Students at Cooper Union here in NYC have been occupying their president’s office for the past two days, in response to their school’s announcement a couple weeks ago that incoming students would be charged tuition (about $20,000) beginning next year. Never in the school’s 154 year history have students been charged tuition, as the founder, Peter Cooper, wished for an institution that was free and open to all, based on nothing but merit.
Predictably, many students, alumni, and faculty are pissed.
According to students, the president, Jamshed Bharucha, and the board of trustees have been extraordinarily unresponsive to hearing their and their allies views on the matter; they feel that the president and the board have railroaded the decision through, past the objections of other administrators, the faculty, current and past students, and other stakeholders. They further have the view that Bharucha and the board have somewhat mismanaged Cooper Union’s finances, focusing on unsustainable growth at the cost of the school’s core mission of free education. In response, the students want the tuition decision reversed, and for Bharucha to step down.
Anyway, left with few other avenues to power, the students sat in. Cooper has in the past been pretty tolerant of student direct action, but last night a couple administrators calling themselves the “emergency management team” (Bharucha was conspicuously absent) brought in some private security guards from who-kn0ws-where around 5pm and told the students they had an hour to vacate the office, or face stiff academic penalties, including “dismissal and denial of degrees.” The security goons then screwed the bathroom doors shut, boarded up the water fountains, and held shut fire doors, and the administrators told the students the would have no access to food, water, or bathrooms should they choose to stay. (That must be illegal?) Of course, these being bright kids, they soon regained access to their facilities (seriously, I’m pretty sure a bunch of politically astute engineering students can handle light hardware).
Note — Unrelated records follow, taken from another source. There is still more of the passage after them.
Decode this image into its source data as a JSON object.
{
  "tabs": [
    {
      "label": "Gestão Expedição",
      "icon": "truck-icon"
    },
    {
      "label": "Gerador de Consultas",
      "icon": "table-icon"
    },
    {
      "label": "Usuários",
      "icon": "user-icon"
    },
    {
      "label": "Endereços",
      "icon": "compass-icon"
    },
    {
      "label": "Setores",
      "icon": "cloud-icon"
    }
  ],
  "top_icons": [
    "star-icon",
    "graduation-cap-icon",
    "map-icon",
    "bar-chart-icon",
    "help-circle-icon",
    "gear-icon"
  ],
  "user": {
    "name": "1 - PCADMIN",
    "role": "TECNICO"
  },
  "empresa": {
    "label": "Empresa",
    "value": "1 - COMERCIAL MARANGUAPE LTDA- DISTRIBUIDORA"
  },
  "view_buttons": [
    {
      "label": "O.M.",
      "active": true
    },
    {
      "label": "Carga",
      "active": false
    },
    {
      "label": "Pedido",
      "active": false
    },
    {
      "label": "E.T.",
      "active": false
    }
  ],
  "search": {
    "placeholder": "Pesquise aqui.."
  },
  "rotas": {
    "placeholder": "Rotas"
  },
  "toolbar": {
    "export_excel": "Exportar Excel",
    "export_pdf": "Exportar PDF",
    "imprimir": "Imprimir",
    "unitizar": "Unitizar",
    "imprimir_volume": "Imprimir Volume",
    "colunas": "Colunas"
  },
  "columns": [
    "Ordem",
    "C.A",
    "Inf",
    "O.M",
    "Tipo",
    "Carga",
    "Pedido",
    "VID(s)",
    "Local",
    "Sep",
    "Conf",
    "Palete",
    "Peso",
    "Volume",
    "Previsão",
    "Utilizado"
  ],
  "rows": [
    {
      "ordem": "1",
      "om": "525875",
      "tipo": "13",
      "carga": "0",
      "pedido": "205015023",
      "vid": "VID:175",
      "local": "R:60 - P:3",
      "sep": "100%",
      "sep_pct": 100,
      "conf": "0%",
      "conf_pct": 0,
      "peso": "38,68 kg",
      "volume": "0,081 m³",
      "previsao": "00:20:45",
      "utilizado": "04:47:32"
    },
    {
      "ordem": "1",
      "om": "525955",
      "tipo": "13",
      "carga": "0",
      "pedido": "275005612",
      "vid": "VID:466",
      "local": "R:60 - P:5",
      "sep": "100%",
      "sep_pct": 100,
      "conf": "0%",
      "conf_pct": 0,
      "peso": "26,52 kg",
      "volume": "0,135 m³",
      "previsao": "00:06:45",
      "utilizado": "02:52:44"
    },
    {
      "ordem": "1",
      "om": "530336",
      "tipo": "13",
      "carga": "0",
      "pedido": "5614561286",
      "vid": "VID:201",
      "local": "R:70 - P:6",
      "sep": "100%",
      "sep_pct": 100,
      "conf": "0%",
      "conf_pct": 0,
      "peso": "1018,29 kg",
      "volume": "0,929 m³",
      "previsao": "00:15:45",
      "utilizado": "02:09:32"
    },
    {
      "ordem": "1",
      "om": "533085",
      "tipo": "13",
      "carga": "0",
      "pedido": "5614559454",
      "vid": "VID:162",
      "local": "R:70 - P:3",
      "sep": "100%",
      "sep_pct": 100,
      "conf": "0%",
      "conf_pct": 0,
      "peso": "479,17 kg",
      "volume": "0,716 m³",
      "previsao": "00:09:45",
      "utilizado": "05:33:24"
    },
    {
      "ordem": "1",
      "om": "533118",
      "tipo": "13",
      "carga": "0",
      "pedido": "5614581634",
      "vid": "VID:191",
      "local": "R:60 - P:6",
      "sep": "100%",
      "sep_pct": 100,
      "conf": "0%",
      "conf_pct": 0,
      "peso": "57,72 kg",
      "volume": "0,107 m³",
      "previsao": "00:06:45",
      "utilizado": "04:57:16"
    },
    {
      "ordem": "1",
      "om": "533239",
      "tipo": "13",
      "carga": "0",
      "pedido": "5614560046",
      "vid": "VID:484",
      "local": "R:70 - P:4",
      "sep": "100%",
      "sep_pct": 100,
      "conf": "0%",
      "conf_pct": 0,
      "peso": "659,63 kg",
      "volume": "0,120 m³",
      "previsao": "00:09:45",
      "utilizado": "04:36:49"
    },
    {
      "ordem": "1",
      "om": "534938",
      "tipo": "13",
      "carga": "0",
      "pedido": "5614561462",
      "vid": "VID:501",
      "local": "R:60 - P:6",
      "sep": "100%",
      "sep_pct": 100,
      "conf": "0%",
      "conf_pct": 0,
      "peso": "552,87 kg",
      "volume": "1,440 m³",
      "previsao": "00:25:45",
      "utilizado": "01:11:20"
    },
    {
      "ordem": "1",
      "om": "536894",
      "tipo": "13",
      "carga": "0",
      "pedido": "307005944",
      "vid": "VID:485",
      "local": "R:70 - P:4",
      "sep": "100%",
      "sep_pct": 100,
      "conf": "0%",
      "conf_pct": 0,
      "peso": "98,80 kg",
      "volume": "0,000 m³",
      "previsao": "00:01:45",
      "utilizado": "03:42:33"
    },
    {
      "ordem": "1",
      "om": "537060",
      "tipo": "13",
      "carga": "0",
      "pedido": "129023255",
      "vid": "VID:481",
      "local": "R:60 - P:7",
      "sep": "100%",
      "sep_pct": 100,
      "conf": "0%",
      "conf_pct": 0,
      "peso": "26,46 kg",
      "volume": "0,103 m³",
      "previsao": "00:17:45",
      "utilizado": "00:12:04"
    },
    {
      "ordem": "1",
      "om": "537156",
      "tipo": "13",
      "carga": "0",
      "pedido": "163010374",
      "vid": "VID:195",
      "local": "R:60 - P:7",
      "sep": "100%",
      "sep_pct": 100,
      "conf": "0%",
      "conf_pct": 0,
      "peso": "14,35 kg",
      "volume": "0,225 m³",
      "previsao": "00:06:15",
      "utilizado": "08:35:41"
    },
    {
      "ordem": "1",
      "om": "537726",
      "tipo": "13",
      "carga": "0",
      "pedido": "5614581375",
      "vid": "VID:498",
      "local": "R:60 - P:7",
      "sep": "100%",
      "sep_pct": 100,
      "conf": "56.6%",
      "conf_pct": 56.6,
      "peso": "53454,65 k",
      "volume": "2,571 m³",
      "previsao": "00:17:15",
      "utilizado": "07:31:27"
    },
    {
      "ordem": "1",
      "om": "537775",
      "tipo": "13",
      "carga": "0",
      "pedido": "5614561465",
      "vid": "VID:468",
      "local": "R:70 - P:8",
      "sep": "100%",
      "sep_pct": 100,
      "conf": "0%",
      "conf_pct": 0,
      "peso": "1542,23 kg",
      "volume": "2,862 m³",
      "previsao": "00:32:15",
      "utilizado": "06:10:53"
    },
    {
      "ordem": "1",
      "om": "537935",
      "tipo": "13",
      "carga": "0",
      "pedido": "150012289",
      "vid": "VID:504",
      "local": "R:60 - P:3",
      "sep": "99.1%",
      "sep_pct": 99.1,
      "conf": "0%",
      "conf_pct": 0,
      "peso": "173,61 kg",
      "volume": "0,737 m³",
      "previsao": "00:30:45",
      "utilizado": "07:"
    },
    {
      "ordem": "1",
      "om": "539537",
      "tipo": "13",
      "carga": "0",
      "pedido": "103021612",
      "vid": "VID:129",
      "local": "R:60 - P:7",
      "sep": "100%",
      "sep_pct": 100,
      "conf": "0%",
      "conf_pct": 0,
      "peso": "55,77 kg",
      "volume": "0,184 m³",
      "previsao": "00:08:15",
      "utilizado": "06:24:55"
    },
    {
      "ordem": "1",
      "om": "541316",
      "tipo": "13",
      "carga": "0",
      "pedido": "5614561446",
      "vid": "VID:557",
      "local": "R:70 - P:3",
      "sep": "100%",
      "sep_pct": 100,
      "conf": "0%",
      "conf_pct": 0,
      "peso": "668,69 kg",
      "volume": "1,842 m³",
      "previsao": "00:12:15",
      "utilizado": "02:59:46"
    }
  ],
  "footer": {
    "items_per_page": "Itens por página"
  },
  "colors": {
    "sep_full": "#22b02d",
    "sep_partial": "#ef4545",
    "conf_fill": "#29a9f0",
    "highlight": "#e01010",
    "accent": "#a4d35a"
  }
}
An hour passed, almost no students left, a bunch more joined, and the emergency management team’s bluff got called. (Also, some firetrucks showed up, but then shortly left, that was weird.) Down below, allies gather in solidarity. NYPD came a-calling at one point, but Cooper Union’s administration seems to want to hold off on that spectacle for the time being. So, the evening passed relatively calmly. The occupying students spent a second night camped out in the president’s office (perhaps quietly overtaking some of the work that office might be involved with? they seemed to maybe have helped themselves to files that administration staff has not carried out?). Students and faculty have been adding signatures to a statement of no confidence in Bharucha. (Though, if NYU’s recent no confidence votes in their president, John Sexton, have anything to say, it’s that this may not mean as much as we’d like; higher education has truly become more about administration that education & faculty in most places.)
I’ve sounded off on how shitty neoliberalsim is before, and this is just another example. People with power, in this case the president and board of trustees of Cooper Union, demand that people with less power find individual solutions to systemic and structural problems, when those very problems are often created by the powerful people in the first place. The administration mismanages the school funds, then makes students pony up to cover their asses, making what should be a public asset into a private one.
This evening supporters will be back in front of the Foundation Building in solidarity. Keep tabs on the situation through Student Bloc’s Facebook event, or Free Cooper Union’s Twitter account. The Village Voice, Cooper Union’s neighbor, is also reporting. The occupying students are expecting the administrators’ return to again attempt to remove them at 4pm today.
[While we were milling about {or maybe it was the day before, I can’t remember}, TheLuddbrarian posed the question — what other higher ed institutions in the US are still tuition-free? Does anyone know of any?]